9. Morgengruss (Schubert) - favorite performance: Dietrich Fischer-Dieskau, Die Schoene Muellerin. I like singing this one. Schubert's melodies seem to have sprung from the ground, and the dramatic situation is expressed nicely in the middle.
10. Choosey Beggar (Smokey Robinson) - favorite performance: Smokey and the Miracles, Anthology. Poetry at eye level.
What to do about Chuck Berry, Ray Davies, Percy Mayfield, Boudleaux Bryant, Harold Arlen, and a host of others not represented here?
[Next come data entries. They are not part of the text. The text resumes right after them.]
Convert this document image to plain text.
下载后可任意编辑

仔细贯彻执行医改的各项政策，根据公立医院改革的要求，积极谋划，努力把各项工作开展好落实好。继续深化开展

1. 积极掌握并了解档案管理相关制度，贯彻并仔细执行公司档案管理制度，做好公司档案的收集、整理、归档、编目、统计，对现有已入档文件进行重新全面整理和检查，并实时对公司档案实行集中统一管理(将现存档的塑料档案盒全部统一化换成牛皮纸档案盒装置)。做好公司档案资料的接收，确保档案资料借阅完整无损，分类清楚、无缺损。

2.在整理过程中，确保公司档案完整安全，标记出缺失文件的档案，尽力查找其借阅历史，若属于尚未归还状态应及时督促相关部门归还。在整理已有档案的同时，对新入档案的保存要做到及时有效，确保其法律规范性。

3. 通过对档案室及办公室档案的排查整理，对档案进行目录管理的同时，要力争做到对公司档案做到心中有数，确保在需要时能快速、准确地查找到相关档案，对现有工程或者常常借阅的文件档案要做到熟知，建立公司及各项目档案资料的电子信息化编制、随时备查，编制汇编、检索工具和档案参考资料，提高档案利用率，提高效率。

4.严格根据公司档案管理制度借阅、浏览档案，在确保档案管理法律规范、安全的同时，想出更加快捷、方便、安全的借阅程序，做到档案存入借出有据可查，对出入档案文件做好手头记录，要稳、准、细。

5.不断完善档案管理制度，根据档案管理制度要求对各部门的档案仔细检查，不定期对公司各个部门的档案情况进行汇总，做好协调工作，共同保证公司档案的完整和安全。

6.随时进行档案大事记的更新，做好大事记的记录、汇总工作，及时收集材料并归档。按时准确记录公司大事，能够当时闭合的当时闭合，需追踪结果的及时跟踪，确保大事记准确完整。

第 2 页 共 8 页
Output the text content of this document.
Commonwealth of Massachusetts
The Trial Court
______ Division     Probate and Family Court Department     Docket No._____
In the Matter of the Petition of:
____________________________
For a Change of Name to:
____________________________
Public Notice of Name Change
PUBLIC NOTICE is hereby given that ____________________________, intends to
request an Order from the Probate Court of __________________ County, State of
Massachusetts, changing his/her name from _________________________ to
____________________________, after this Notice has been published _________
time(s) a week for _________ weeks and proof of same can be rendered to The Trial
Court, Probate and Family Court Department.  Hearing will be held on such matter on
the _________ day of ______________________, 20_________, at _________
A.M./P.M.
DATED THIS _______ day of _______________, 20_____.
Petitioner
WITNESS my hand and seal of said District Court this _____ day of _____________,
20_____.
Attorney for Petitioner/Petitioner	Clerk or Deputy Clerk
Stay tuned: blues songs will be treated separately next.
1. Louis Armstrong - incomparably better than anyone else, in every respect
2. Roy Eldridge - powerfully emotional; his mouthpiece made high notes easy but mid range and below almost impossible to play (I tried once)
3. Cootie Williams - my plunger mentor; stark power and eloquence
4. Ruby Braff - lyrical and ornate; uses the full range of the instrument
5. Shorty Baker - criminally undervalued; unique tone and taste
6. Clark Terry - inimitable technique and ebullience
7. Ray Nance - sounds easy to duplicate; go try it
8. Miles Davis - personal, vocal sound; I prefer the pre-fusion Miles
9. Bobby Hackett - small but sumptuous tone; a lyrical adaptation of Pops
10. a three-way tie among Buck Clayton, Sweets Edison, and Lips Page
If Bix, Bunny, Fats, and Clifford had lived, this list would look a little different; but not at the top.